The force’s reaction to the initial missing-person report seems to have been sluggish, meaning potentially vital clues may have been lost even as Jónsson’s siblings arrived to search for him. “Slowly you see nothing is going to happen,” his brother David says. Jónsson’s partner, Jana, is more forthright: “I was so angry that if I heard the word ‘garda’ I would just burst into flames.”
Generally, however, the atmosphere is dispassionate rather than fiery, as the narrators painstakingly scrutinise the case’s various aspects. This coolly considered approach speaks of the documentary’s target audience. Though a co-production between RTÉ and RÚV, Iceland’s national broadcasting service, Where Is Jón? is primarily aimed at the booming market for true-crime podcasts.
Hence the serial’s open-ended format – its run has been extended to seven parts, as new leads arise – as well as the slower pacing, with certain events parsed at considerable length. (It also means that those tuning in on the wireless are two episodes behind their online counterparts.)
But such is the slow-burning yet compelling narrative, and indeed the unsettling nature of Jónsson’s case, that the series inexorably draws in the listener, whatever the preferred platform.
Another work making the transition from one medium to another is Drama on One: Truth, Love or Promise (RTÉ Radio 1, Sunday).

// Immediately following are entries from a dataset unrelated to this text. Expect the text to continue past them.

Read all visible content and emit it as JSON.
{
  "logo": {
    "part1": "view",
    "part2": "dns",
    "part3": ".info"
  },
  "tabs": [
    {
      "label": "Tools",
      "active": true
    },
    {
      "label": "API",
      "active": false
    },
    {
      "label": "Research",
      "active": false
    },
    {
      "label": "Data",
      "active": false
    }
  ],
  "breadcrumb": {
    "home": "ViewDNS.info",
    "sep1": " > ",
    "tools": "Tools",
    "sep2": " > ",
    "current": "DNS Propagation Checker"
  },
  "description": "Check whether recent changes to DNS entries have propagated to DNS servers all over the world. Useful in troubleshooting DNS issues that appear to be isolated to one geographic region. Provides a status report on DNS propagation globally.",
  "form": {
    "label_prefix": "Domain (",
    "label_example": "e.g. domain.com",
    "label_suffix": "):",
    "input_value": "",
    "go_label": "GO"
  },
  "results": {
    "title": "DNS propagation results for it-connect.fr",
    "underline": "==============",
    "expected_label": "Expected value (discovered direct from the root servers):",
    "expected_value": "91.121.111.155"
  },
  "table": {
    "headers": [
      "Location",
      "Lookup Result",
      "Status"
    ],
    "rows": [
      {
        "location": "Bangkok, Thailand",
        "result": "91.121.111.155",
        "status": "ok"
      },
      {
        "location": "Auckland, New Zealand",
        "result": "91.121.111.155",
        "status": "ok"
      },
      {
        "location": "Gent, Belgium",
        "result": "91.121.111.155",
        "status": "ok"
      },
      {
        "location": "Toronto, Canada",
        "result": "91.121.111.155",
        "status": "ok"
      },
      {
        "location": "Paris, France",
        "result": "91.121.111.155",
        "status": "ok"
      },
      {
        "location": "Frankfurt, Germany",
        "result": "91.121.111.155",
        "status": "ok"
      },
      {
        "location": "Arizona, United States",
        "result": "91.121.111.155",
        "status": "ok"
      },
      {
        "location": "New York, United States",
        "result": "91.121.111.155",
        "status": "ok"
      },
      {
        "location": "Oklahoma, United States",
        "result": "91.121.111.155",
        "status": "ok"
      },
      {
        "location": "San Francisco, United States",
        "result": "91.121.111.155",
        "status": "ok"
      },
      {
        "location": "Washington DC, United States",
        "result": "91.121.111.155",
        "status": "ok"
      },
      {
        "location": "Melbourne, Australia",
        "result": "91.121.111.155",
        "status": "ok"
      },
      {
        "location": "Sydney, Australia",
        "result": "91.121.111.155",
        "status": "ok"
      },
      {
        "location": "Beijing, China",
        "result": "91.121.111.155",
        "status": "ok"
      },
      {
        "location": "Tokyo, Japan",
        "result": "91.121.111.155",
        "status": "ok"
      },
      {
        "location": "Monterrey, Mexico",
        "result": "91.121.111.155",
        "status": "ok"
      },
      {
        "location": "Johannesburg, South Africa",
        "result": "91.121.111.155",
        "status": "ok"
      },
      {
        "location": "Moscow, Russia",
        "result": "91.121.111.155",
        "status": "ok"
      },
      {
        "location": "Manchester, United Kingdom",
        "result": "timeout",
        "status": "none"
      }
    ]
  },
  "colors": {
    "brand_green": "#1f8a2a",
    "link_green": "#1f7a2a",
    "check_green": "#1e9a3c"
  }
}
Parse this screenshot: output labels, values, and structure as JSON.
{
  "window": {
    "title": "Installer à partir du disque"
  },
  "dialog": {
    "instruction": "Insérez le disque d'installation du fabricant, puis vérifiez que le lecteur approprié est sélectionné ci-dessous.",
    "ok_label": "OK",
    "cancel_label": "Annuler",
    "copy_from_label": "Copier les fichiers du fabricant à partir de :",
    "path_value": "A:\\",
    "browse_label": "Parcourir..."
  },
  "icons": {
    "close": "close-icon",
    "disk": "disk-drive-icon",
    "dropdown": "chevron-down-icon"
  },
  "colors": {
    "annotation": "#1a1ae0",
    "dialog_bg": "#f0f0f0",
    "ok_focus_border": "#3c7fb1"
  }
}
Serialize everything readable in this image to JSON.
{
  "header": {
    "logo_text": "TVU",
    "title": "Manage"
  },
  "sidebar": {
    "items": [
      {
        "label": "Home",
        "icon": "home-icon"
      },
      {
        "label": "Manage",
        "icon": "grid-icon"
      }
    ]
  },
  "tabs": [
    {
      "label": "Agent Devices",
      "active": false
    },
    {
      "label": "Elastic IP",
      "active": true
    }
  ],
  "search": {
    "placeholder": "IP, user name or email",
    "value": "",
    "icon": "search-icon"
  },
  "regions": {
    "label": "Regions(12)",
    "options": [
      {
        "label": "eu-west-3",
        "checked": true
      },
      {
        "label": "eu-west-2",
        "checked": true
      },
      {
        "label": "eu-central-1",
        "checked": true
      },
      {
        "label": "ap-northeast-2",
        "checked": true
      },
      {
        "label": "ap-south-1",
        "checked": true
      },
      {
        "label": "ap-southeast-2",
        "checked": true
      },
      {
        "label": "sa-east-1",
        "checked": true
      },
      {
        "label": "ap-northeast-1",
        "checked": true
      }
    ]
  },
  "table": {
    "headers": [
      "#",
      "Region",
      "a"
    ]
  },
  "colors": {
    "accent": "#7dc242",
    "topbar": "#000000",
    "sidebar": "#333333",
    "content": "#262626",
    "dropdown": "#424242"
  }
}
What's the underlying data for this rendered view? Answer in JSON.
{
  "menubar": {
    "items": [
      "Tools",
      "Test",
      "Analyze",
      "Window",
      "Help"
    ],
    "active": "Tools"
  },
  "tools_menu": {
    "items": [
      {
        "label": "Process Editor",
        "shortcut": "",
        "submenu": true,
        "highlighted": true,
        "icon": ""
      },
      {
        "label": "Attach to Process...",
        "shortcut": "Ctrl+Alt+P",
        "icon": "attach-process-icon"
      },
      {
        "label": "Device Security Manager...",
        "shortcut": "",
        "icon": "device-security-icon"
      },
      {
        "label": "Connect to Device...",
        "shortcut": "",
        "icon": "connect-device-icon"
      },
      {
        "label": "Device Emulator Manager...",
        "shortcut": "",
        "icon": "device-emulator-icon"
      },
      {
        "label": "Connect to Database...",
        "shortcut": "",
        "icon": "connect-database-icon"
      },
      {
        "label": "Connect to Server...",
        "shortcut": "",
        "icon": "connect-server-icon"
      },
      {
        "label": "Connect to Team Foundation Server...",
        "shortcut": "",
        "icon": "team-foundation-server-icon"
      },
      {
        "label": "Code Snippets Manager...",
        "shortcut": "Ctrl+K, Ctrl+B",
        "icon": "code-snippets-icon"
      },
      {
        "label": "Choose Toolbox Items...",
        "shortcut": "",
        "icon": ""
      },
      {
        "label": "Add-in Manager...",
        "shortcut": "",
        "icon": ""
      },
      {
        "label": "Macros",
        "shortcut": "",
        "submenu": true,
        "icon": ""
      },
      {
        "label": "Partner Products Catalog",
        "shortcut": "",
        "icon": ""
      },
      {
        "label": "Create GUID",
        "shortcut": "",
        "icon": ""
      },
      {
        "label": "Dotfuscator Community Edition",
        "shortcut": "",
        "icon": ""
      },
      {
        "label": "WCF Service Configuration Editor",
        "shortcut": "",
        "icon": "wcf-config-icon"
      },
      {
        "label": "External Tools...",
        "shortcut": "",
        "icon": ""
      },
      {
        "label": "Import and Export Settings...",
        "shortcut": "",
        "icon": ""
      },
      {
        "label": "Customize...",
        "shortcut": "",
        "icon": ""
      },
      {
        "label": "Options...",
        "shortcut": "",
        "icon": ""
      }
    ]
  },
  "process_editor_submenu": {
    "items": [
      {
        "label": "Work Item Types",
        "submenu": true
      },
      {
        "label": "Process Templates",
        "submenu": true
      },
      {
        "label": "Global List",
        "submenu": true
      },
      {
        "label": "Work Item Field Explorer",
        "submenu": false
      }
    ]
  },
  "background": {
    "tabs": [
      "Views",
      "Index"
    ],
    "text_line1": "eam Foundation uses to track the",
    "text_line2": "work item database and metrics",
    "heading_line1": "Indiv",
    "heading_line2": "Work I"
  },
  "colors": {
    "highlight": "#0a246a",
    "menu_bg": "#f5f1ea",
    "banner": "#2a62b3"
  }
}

Originally a stage play, Nuala McKeever’s one-woman, multicharacter drama is well suited to radio adaptation, though its theatrical origins occasionally show through. The set-up is simple: three women attend a creative-writing class in Belfast, where their differences slowly dissolve as they confront the traumas and secrets of the past.
It doesn’t seem like the most cheery premise, or indeed the most innovative, but McKeever’s script is witty and tender, while she brings an appealing energy to her portrayal of the protagonists: tentative Brenda, from affluent south Belfast, earthy Maureen, from the city’s hard-bitten west, and genteel Joanna, from England.
As they unravel their personal histories, the banter – featuring much “pats and pons”-style local argot – gives way to a bittersweet resolution, with unwanted truths emerging. If the broad humour sometimes sounds more tailored for belly laughs from a theatre audience, the play works well as an audio piece, with McKeever’s winning performance rounding out the humour and drama of her script to appealing effect. Who could object to that?
Moment of the week
There’s no disguising the excitement of John Fardy, presenter of the movie show Screentime (Newstalk, Saturday), at the prospect of interviewing Robert De Niro. As it turns out, Fardy’s brief Zoom encounter is unsurprisingly low on revelation, as his star guest largely discusses Zero Day, his new Netflix show, in amiably rambling manner.
Quizzed about the final scene of his signature role in Taxi Driver, De Niro answers vaguely, saying it has been too long since he saw the film. Still, it’s a coup for Fardy’s long-running show, which covers all matters celluloid in a reliably enjoyable way. The only real disappointment is that the host resists the temptation to ask his hero the obvious question: you talkin’ to me?